Dans des conjonctures politiques tendues, tout gouvernement redouble d’attention aux moindres mouvements de mécontentement de forces de l’ordre. La manifestation des gardiens de la paix à Paris le 13 mars 1958 en est le meilleur exemple. (...)
cette manifestation précipite l’appel au général de Gaulle et le renversement du régime. Le lien entre police parisienne et présidence de la République sous la Ve République, inauguré ou annoncé par cette rébellion policière, restera tel que de Gaulle se gardera toujours de porter la critique sur la police, laissant le préfet de police Maurice Papon libre d’employer à Paris les moyens les plus meurtriers face aux Algériens qui y vivent. Les massacres du 17 octobre 1961 et du 8 février 1962 portent la marque du lien d’obligation entre une police qui a su précipiter la fin d’un régime et un président en qui elle avait déposé sa loyauté. (...)

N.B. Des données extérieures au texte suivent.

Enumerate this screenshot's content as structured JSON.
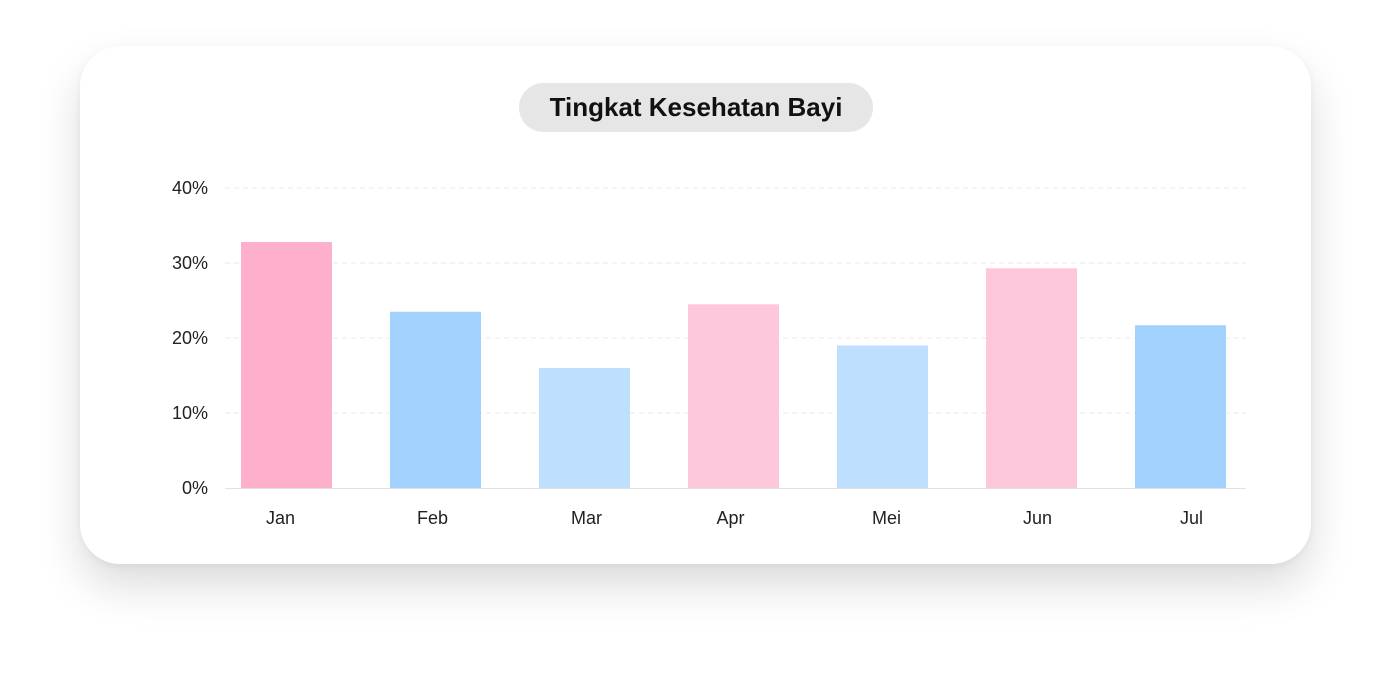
{
  "chart_data": {
    "type": "bar",
    "title": "Tingkat Kesehatan Bayi",
    "categories": [
      "Jan",
      "Feb",
      "Mar",
      "Apr",
      "Mei",
      "Jun",
      "Jul"
    ],
    "values": [
      32.8,
      23.5,
      16.0,
      24.5,
      19.0,
      29.3,
      21.7
    ],
    "bar_colors": [
      "#feafcb",
      "#a2d1fe",
      "#bee0fe",
      "#fec8dc",
      "#bee0fe",
      "#fec8dc",
      "#a2d1fe"
    ],
    "ylim": [
      0,
      40
    ],
    "yticks": [
      0,
      10,
      20,
      30,
      40
    ],
    "ytick_labels": [
      "0%",
      "10%",
      "20%",
      "30%",
      "40%"
    ],
    "grid": true,
    "xlabel": "",
    "ylabel": ""
  }
}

En 2010, deux centaines de policiers s’étaient rassemblés devant le tribunal de Bobigny pour protester contre la condamnation à des peines de prison ferme de 7 de leurs collègues, et avaient symboliquement déposé leurs armes de service et/ou leur habilitation d’officier de police judiciaire en signe de démission. Leur colère était là aussi protégée par le ministre de l’Intérieur Brice Hortefeux, qui avait estimé que le jugement pouvait « légitimement apparaître disproportionné »[8]. En 2012, les policiers trouvent à leur colère un écho politique pour le moins affirmé. Nicolas Sarkozy, président de la République en exercice, reçoit une délégation syndicale (formée par Alliance, qui demande déjà depuis quelques mois une « présomption de légitime défense » en faveur des policiers) et leur déclare vouloir « une présomption de légitime défense, car dans un Etat de droit, on ne peut pas mettre sur le même plan un policier et le délinquant ». (...)
Récurrentes, presque mécaniques, les colères policières sont de celles qui font immanquablement peur au politique. Parce qu’elles s’articulent à une rhétorique systématique de retrait, de vacance de la force publique, les gouvernements leur prêtent d’emblée une écoute inquiète. Ils savent aussi qu’ils jouent avec les organisations syndicales, les canaux d’expression de ces colères, une partition commune : avec eux, ils craignent plus que tout la sédition d’une partie des policiers frondeurs, qui échapperaient tant à leur hiérarchie qu’à l’encadrement syndical. La partition est commune lorsqu’elle envisage l’apaisement de la colère, mais aussi lorsqu’elle l’attise : dans l’opposition, le politique peut engager des transactions collusives avec les syndicats pour faire gronder les troupes ; au pouvoir, le politique fait rang commun avec les policiers frondeurs contre une magistrature dont il veut freiner l’indépendance. Flatter le ressentiment policier est cependant un jeu extrêmement périlleux, dont Maurice Papon lui-même témoignait lorsqu’il affirmait devant les cadres de la police parisienne qu’il leur fallait « convertir l’armée en campagne au régime de garnison » ; passer d’une police gouvernée au moyen de la haine et de la violence, à une police civile.
Dans un temps où la paix civile est en jeu, seule une police sans haine ni colère peut s’en faire le rempart.